Question

How do you write a polynomial function with the given zeros 2 ,$2i$ and degree 3?

Answer 1

Hint: We use the factor theorem to conclude that if $x=\alpha ,\beta ,\gamma $ are the roots of a polynomial of third degree (cubic) then the polynomial is given by $\left( x-\alpha \right)\left( x-\beta \right)\left( x-\gamma \right)$. We recall the nature of zeroes of cubic polynomials that if one zero is real then other two will be complex conjugates. We use it to get the third zero as $x=-2i$.

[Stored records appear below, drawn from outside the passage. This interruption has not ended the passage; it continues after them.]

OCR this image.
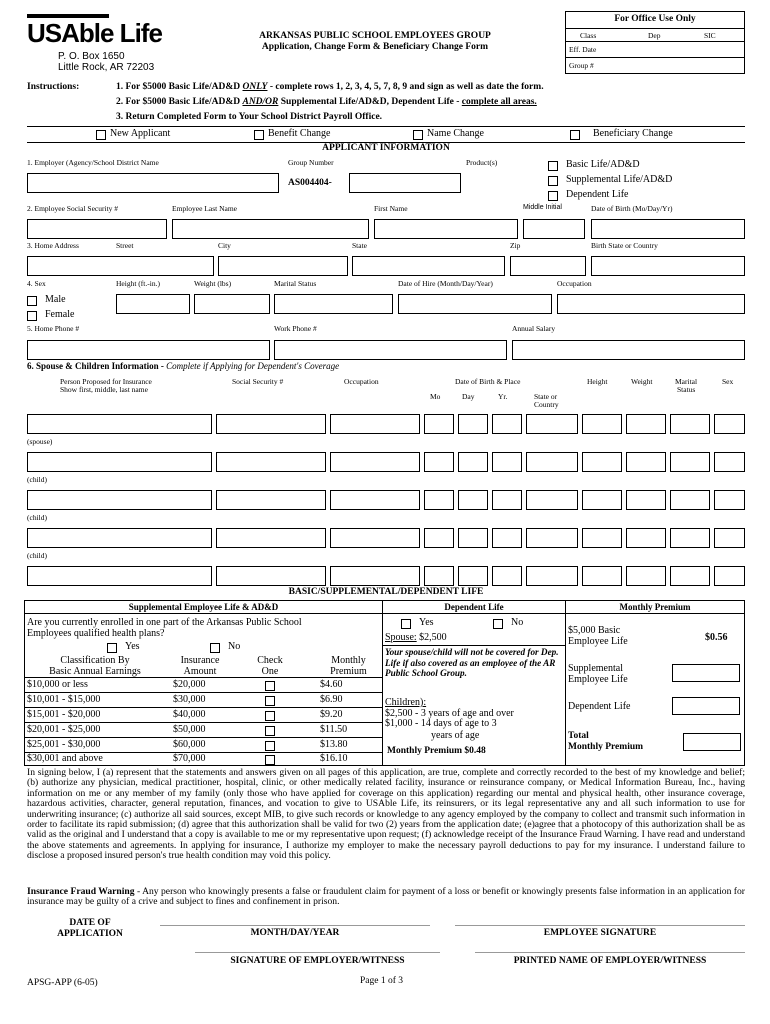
USAble Life
P. O. Box 1650
Little Rock, AR 72203
ARKANSAS PUBLIC SCHOOL EMPLOYEES GROUP
Application, Change Form & Beneficiary Change Form
For Office Use Only
Class	Dep	SIC
Eff. Date
Group #
Instructions:	1. For $5000 Basic Life/AD&D ONLY - complete rows 1, 2, 3, 4, 5, 7, 8, 9 and sign as well as date the form.
2. For $5000 Basic Life/AD&D AND/OR Supplemental Life/AD&D, Dependent Life - complete all areas.
3. Return Completed Form to Your School District Payroll Office.
New Applicant	Benefit Change	Name Change	Beneficiary Change
APPLICANT INFORMATION
1. Employer (Agency/School District Name	Group Number	Product(s)
AS004404-
Basic Life/AD&D
Supplemental Life/AD&D
Dependent Life
2. Employee Social Security #	Employee Last Name	First Name	Middle Initial	Date of Birth (Mo/Day/Yr)
3. Home Address	Street	City	State	Zip	Birth State or Country
4. Sex	Height (ft.-in.)	Weight (lbs)	Marital Status	Date of Hire (Month/Day/Year)	Occupation
Male
Female
5. Home Phone #	Work Phone #	Annual Salary
6. Spouse & Children Information - Complete if Applying for Dependent's Coverage
Person Proposed for Insurance
Show first, middle, last name
Social Security #	Occupation	Date of Birth & Place
Mo	Day	Yr.	State or
Country
Height	Weight	Marital
Status
Sex
(spouse)
(child)
(child)
(child)
BASIC/SUPPLEMENTAL/DEPENDENT LIFE
Supplemental Employee Life & AD&D
Are you currently enrolled in one part of the Arkansas Public School
Employees qualified health plans?
Yes	No
Classification By
Basic Annual Earnings
Insurance
Amount
Check
One
Monthly
Premium
$10,000 or less	$20,000	$4.60
$10,001 - $15,000	$30,000	$6.90
$15,001 - $20,000	$40,000	$9.20
$20,001 - $25,000	$50,000	$11.50
$25,001 - $30,000	$60,000	$13.80
$30,001 and above	$70,000	$16.10
Dependent Life
Yes	No
Spouse: $2,500
Your spouse/child will not be covered for Dep. Life if also covered as an employee of the AR Public School Group.
Children):
$2,500 - 3 years of age and over
$1,000 - 14 days of age to 3
years of age
Monthly Premium $0.48
Monthly Premium
$5,000 Basic
Employee Life	$0.56
Supplemental
Employee Life
Dependent Life
Total
Monthly Premium
In signing below, I (a) represent that the statements and answers given on all pages of this application, are true, complete and correctly recorded to the best of my knowledge and belief; (b) authorize any physician, medical practitioner, hospital, clinic, or other medically related facility, insurance or reinsurance company, or Medical Information Bureau, Inc., having information on me or any member of my family (only those who have applied for coverage on this application) regarding our mental and physical health, other insurance coverage, hazardous activities, character, general reputation, finances, and vocation to give to USAble Life, its reinsurers, or its legal representative any and all such information to use for underwriting insurance; (c) authorize all said sources, except MIB, to give such records or knowledge to any agency employed by the company to collect and transmit such information in order to facilitate its rapid submission; (d) agree that this authorization shall be valid for two (2) years from the application date; (e)agree that a photocopy of this authorization shall be as valid as the original and I understand that a copy is available to me or my representative upon request; (f) acknowledge receipt of the Insurance Fraud Warning. I have read and understand the above statements and agreements. In applying for insurance, I authorize my employer to make the necessary payroll deductions to pay for my insurance. I understand failure to disclose a proposed insured person's true health condition may void this policy.
Insurance Fraud Warning - Any person who knowingly presents a false or fraudulent claim for payment of a loss or benefit or knowingly presents false information in an application for insurance may be guilty of a crive and subject to fines and confinement in prison.
DATE OF
APPLICATION	MONTH/DAY/YEAR	EMPLOYEE SIGNATURE
SIGNATURE OF EMPLOYER/WITNESS	PRINTED NAME OF EMPLOYER/WITNESS
APSG-APP (6-05)	Page 1 of 3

Complete step by step answer:
We know for any polynomial $p\left( x \right)$ if for some $x=a$ we have $p\left( a \right)=0$ then we call $x=a$ a zero or root of the polynomial$p\left( x \right)$. If the degree of polynomial is $n$ then we have $n$zeroes. Since we have to make a polynomial of degree 3 it must have three zeros. Let us denote the zeros of the required degree 3 (also known as cubic) polynomial as $x=\alpha ,\beta ,\gamma $. \[\]
We know from factor theorem that if $x=a$ is zero of $p\left( x \right)$ then $x-a$ is a factor of $p\left( x \right)$. Since we have three zeros $x=\alpha ,\beta ,\gamma $ we shall have exactly three factors $x-\alpha ,x-\beta ,x-\gamma $ and can express the polynomial as
\[p\left( x \right)=\left( x-\alpha \right)\left( x-\beta \right)\left( x-\gamma \right)\]
We are given in the question two zeros which we denote as $\alpha =2,\beta =2i$. We know from the nature of zeros cubic polynomials that we can either get three real zeros or one real zero and two conjugate complex zeros. We know that complex zeros are in the form $a+bi,a-bi$. Here we have one complex zero $a+bi=2i\Rightarrow 0+bi=0+2i\Rightarrow a=0,b=2$. Then the other zero is
\[\gamma =a-bi=0-2i=-2i\]
So the third factor is
\[\left( x-\left( -2i \right) \right)=\left( x+2i \right)\]
So the required degree 3 polynomial is
\[\begin{align}
  & p\left( x \right)=\left( x-2 \right)\left( x-2i \right)\left( x+2i \right) \\
 & \Rightarrow p\left( x \right)=\left( x-2 \right)\left( {{x}^{2}}-{{\left( 2i \right)}^{2}} \right) \\
 & \Rightarrow p\left( x \right)=\left( x-2 \right)\left( {{x}^{2}}-\left( -4 \right) \right) \\
 & \Rightarrow p\left( x \right)=\left( x-2 \right)\left( {{x}^{2}}+4 \right) \\
 & \Rightarrow p\left( x \right)={{x}^{3}}-2{{x}^{2}}-4x-8 \\
\end{align}\]

Note:
We have used the identity ${{a}^{2}}-{{b}^{2}}=\left( a+b \right)\left( a-b \right)$ and the definition ${{i}^{2}}=-1$above. We note that the general cubic equation is $a{{x}^{3}}+b{{x}^{2}}+cx+d=0$ whose discriminant is given by $D=abcd-4{{b}^{3}}d+{{b}^{2}}{{c}^{2}}-4a{{c}^{3}}-27{{a}^{2}}{{d}^{2}}$. If $D\ge 0$ we get three real roots and if $D=0$ we get at least one repeated root. If $D<0$ we get one real and two conjugate complex roots.